UAE Still Committed to Nuclear Pact

July/August 2016

By Kingston Reif

The United Arab Emirates (UAE) remains committed to its obligation under a 2009 agreement with Washington not to enrich or reprocess nuclear material, the country’s ambassador to the United States said on May 31. 

Despite reports to the contrary, “we are not planning to change our position,” said Ambassador Yousef Al Otaiba at an event at the Brookings Institution in Washington. 

The UAE’s support for refraining from enrichment and reprocessing was called into question last September, when Rep. Ed Royce (R-Calif.), the chairman of the House Foreign Affairs Committee, said at a congressional hearing that Al Otaiba told him the UAE “no longer felt bound by the agreement” in the aftermath of the July 2015 nuclear agreement with Iran. 

Royce said the ambassador “indicated to us…your worst enemy [Iran] has achieved this right to enrich...that now your friends are going to want.” 

The 2015 accord permits Tehran to enrich uranium, although under significant constraints.

In the UAE pact, known as a 123 agreement after the section of the U.S. Atomic Energy Act that makes such pacts a prerequisite for U.S. nuclear trade with other countries, Abu Dhabi’s pursuit of enrichment and reprocessing would be grounds for the United States to halt nuclear cooperation with the country, an unprecedented provision in U.S. cooperation agreements.

A Department of State spokesman in 2010 referred to the pact as the “gold standard” of 123 agreements. 

“We like being associated with the gold standard,” Al Otaiba said at Brookings. “In fact,” he continued, “we adopted this gold standard particularly to be used as a model going forward.” 

Meanwhile, on May 26, Sens. Edward Markey (D-Mass.) and Marco Rubio (R-Fla.) introduced legislation to tighten regulations on U.S. nuclear exports to China and hold Beijing accountable for any violation of the 2015 U.S.-China 123 agreement. 

Reps. Brad Sherman (D-Calif.) and Jeff Fortenberry (R-Neb.) introduced a companion version of the bill, titled the China Nuclear Cooperation and Nonproliferation Act of 2016, in the House of Representatives. 

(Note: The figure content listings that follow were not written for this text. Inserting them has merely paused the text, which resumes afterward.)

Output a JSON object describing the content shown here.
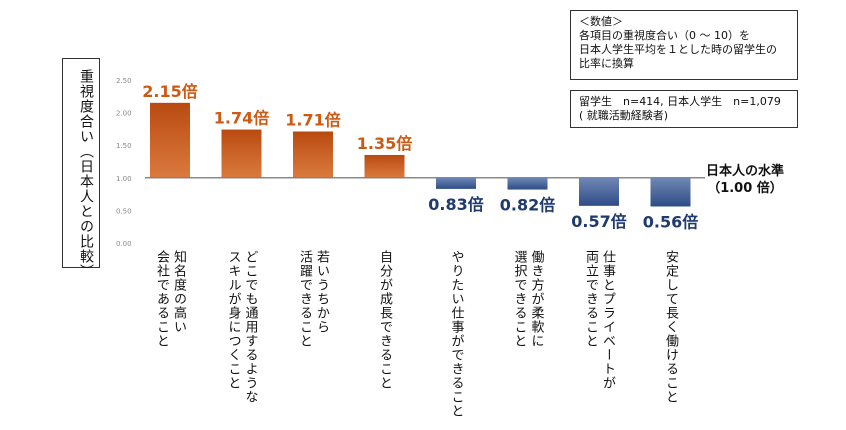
{
  "chart_data": {
    "type": "bar",
    "ylabel": "重視度合い（日本人との比較）",
    "ylim": [
      0,
      2.5
    ],
    "yticks": [
      "0.00",
      "0.50",
      "1.00",
      "1.50",
      "2.00",
      "2.50"
    ],
    "baseline": 1.0,
    "baseline_label": [
      "日本人の水準",
      "（1.00 倍）"
    ],
    "categories": [
      [
        "知名度の高い",
        "会社であること"
      ],
      [
        "どこでも通用するような",
        "スキルが身につくこと"
      ],
      [
        "若いうちから",
        "活躍できること"
      ],
      [
        "自分が成長できること"
      ],
      [
        "やりたい仕事ができること"
      ],
      [
        "働き方が柔軟に",
        "選択できること"
      ],
      [
        "仕事とプライベートが",
        "両立できること"
      ],
      [
        "安定して長く働けること"
      ]
    ],
    "values": [
      2.15,
      1.74,
      1.71,
      1.35,
      0.83,
      0.82,
      0.57,
      0.56
    ],
    "data_labels": [
      "2.15倍",
      "1.74倍",
      "1.71倍",
      "1.35倍",
      "0.83倍",
      "0.82倍",
      "0.57倍",
      "0.56倍"
    ],
    "colors": {
      "above": "#d4621c",
      "below": "#2e4d86",
      "label_above": "#cc5a14",
      "label_below": "#1f3a6e"
    }
  },
  "notes": {
    "method": [
      "＜数値＞",
      "各項目の重視度合い（0 ～ 10）を",
      "日本人学生平均を１とした時の留学生の",
      "比率に換算"
    ],
    "sample": [
      "留学生　n=414, 日本人学生　n=1,079",
      "( 就職活動経験者)"
    ]
  }
}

The draft bills would require U.S. authorization before China re-exports “U.S.-origin” nuclear technology to other countries and the energy secretary to issue a definition of items that fall into this category. 

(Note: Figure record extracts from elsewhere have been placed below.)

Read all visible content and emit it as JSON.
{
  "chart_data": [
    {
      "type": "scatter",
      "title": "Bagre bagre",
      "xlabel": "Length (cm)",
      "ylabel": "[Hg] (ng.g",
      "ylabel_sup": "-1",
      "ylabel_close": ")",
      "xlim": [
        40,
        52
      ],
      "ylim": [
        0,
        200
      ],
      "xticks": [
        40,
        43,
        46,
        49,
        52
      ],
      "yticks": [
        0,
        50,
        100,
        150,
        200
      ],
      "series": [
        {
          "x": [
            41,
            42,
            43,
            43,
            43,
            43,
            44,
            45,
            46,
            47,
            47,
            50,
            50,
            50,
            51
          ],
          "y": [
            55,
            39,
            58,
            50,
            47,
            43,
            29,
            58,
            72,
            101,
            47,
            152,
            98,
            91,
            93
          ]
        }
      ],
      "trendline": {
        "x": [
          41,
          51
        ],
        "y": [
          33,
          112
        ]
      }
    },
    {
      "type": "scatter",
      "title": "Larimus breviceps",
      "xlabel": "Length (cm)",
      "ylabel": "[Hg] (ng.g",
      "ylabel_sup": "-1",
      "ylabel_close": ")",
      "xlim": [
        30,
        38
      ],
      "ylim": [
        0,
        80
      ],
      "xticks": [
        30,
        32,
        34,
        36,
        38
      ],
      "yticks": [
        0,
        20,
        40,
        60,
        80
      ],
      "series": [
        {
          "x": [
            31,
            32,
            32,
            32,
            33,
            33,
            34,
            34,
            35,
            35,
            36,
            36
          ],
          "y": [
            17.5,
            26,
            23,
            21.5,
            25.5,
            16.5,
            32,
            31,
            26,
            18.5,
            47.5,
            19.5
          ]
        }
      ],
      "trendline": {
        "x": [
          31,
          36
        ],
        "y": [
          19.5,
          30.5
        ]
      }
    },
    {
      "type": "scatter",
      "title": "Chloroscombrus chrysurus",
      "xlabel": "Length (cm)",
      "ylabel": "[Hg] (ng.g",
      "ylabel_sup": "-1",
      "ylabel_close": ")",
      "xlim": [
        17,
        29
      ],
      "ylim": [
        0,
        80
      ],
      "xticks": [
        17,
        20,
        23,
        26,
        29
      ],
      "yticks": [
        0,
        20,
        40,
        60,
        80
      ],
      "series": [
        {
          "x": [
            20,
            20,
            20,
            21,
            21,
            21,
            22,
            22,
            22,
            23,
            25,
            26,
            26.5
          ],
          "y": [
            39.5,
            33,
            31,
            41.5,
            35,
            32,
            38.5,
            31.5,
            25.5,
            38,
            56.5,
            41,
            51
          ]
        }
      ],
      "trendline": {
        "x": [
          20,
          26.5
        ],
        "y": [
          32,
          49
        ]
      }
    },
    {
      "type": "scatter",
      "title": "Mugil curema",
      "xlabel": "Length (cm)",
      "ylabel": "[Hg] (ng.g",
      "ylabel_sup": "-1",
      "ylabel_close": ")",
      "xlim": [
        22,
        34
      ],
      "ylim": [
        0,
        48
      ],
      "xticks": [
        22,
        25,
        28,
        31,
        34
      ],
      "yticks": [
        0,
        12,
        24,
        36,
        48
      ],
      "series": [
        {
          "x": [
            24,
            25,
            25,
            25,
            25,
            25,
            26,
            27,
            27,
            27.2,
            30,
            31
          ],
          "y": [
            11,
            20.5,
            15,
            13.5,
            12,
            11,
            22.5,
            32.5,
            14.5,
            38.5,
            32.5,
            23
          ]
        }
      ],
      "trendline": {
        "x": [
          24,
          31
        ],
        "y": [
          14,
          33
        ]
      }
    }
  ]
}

In addition, the legislation would require the president to monitor China’s compliance with the 2015 agreement and determine if China fails to prevent the transfer of proliferation-sensitive items to countries of concern. If such violations are deemed to have occurred, the president must suspend cooperation with Beijing until a plan of action to address these behaviors is developed and implemented. 

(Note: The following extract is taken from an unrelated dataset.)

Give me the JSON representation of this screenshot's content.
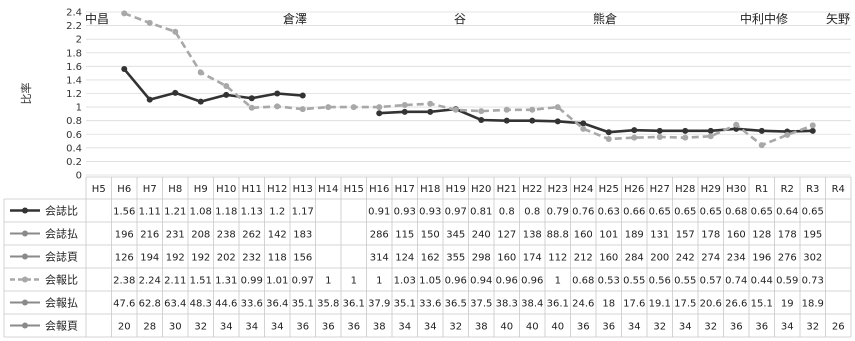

The bills would also prohibit the provision of U.S. consent for Chinese reprocessing of U.S. spent nuclear fuel unless the president certifies that fissile material is adequately safeguarded and protected.

The 30-year agreement with China entered into force last October and replaces an agreement signed in 1985. Unlike the 1985 deal, the current pact would grant each party “advance consent,” as specialists call it, to reprocess nuclear material transferred under the agreement and used in or produced through the use of transferred material or equipment. (See ACT, May 2015.)

In the past, U.S. officials have raised concerns about China’s nonproliferation record. For example, China is building reactors in Pakistan at that country’s Chashma site, which U.S. officials have said contravenes commitments that China made when it joined the Nuclear Suppliers Group in 2004. (See ACT, June 2010.

In a press release announcing introduction of the legislation, Markey said the “agreement with China will only serve America’s interests if it is accompanied by appropriate restrictions and strong monitoring for violations.” 

“Without these safeguards, transferring nuclear technology to China will jeopardize both United States national security and the global nonproliferation regime,” he added.

The United Arab Emirates remains committed to its obligation under a 2009 agreement with Washington not to enrich or reprocess nuclear material.